August 10, 2011, 3:33 PM — Microsoft on Tuesday patched the last vulnerability in Internet Explorer (IE) used by a researcher in March to win $15,000 at the annual Pwn2Own hacking contest.
The company had patched IE twice before to quash bugs exploited by Stephen Fewer of Harmony Security to bring down IE8 on Windows 7 at Pwn2Own. For his efforts, Fewer was awarded a cash prize of $15,000 and a Sony notebook.
Fewer chained three exploits , each for a different vulnerability, to bypass IE's sandbox, called "Protected Mode," and compromise IE8. Pwn2Own sponsor HP TippingPoint called the feat "impressive" at the time.

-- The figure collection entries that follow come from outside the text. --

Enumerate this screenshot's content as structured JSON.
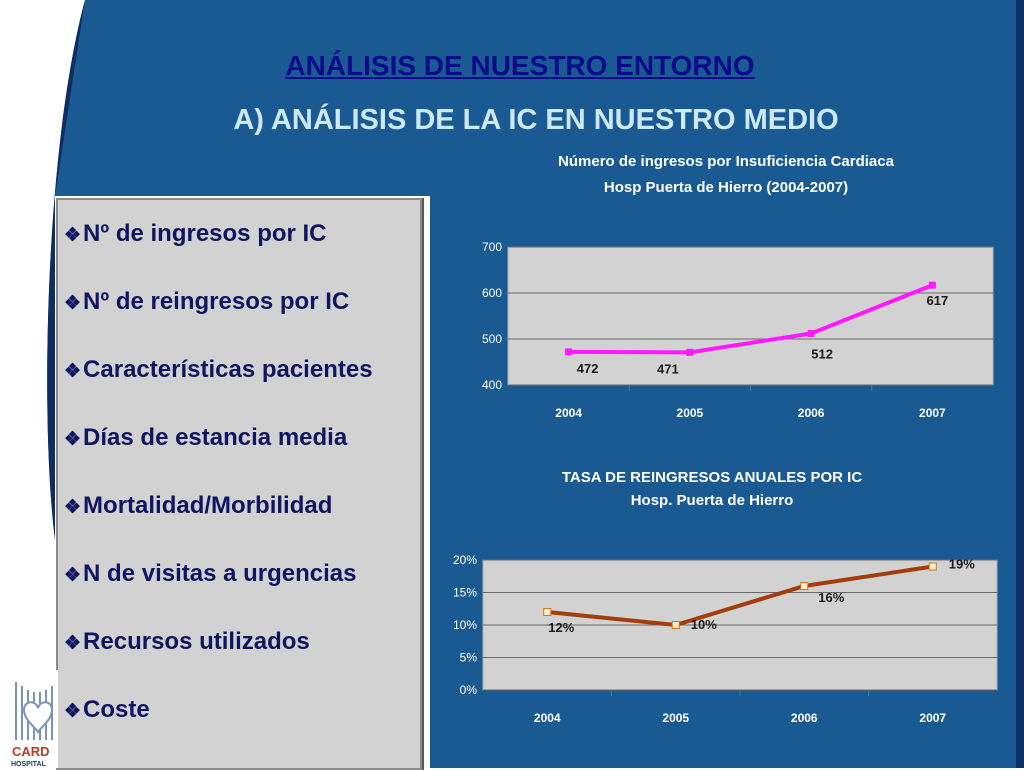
{
  "slide": {
    "title": "ANÁLISIS DE NUESTRO ENTORNO",
    "subtitle": "A) ANÁLISIS DE LA IC EN NUESTRO MEDIO",
    "bullets": [
      "Nº de ingresos por IC",
      "Nº de reingresos por IC",
      "Características pacientes",
      "Días de estancia media",
      "Mortalidad/Morbilidad",
      "N de visitas a urgencias",
      "Recursos utilizados",
      "Coste"
    ],
    "logo": {
      "text_1": "CARD",
      "text_2": "HOSPITAL"
    },
    "colors": {
      "background": "#1a5a92",
      "accent_dark": "#0d2d63",
      "title": "#0a0a8a",
      "subtitle": "#cfe8f6"
    }
  },
  "chart_data": [
    {
      "type": "line",
      "title_lines": [
        "Número de ingresos por Insuficiencia Cardiaca",
        "Hosp Puerta de Hierro (2004-2007)"
      ],
      "categories": [
        "2004",
        "2005",
        "2006",
        "2007"
      ],
      "series": [
        {
          "values": [
            472,
            471,
            512,
            617
          ],
          "color": "#ff19ff"
        }
      ],
      "data_labels": [
        "472",
        "471",
        "512",
        "617"
      ],
      "y_ticks": [
        "400",
        "500",
        "600",
        "700"
      ],
      "ylim": [
        400,
        700
      ],
      "y_step": 100,
      "grid": true,
      "legend": "none"
    },
    {
      "type": "line",
      "title_lines": [
        "TASA DE REINGRESOS ANUALES POR IC",
        "Hosp. Puerta de Hierro"
      ],
      "categories": [
        "2004",
        "2005",
        "2006",
        "2007"
      ],
      "series": [
        {
          "values": [
            12,
            10,
            16,
            19
          ],
          "unit": "%",
          "color": "#a33d0a"
        }
      ],
      "data_labels": [
        "12%",
        "10%",
        "16%",
        "19%"
      ],
      "y_ticks": [
        "0%",
        "5%",
        "10%",
        "15%",
        "20%"
      ],
      "ylim": [
        0,
        20
      ],
      "y_step": 5,
      "grid": true,
      "legend": "none"
    }
  ]
}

Microsoft patched the third IE bug in a multiple-flaw update to its browser, part of a 13-bulletin collection .
Although Microsoft credited Fewer in the MS11-057 bulletin for reporting the third vulnerability, it said the bug wasn't a security flaw. "Yes, this update addresses a Protected Mode bypass issue, publicly referenced as CVE-2011-1347," Microsoft said in response to an FAQ query, "Does this update contain any non-security related changes to functionality?"
At Pwn2Own, Fewer used the bypass bug to escape Protected Mode so he could circumvent the browser's sandbox, which allowed him to add a file to the machine, a task that mimicked a hacker's insertion of malware.
Fewer confirmed that yesterday's IE update fixed the final flaw he used at Pwn2Own.
"Yes MS11-057 patches the final bug, the protected mode bypass, that I used in my Pwn2Own exploit, the other two being a use-after-free which was patched in MS11-018 and an information leak patched in MS11-050," Fewer said today in an email reply to questions.
MS11-018 and MS11-050 were the designations of the April and June bulletins, respectively, that patched the two other vulnerabilities he reported to Microsoft via TippingPoint's bug bounty program.
According to Aaron Portnoy, manager of TippingPoint security research team and the company's Pwn2Own organizer, Tuesday's IE update wraps up patching for the 2011 contest.
During Pwn2Own, Microsoft said that IE9, the browser that launched shortly after Fewer's hack, did not contain the bugs he exploited.
Including Tuesday's update, IE9 has been patched twice since its March launch. Of the August bugs Microsoft acknowledged as security issues, one was reported by Fewer.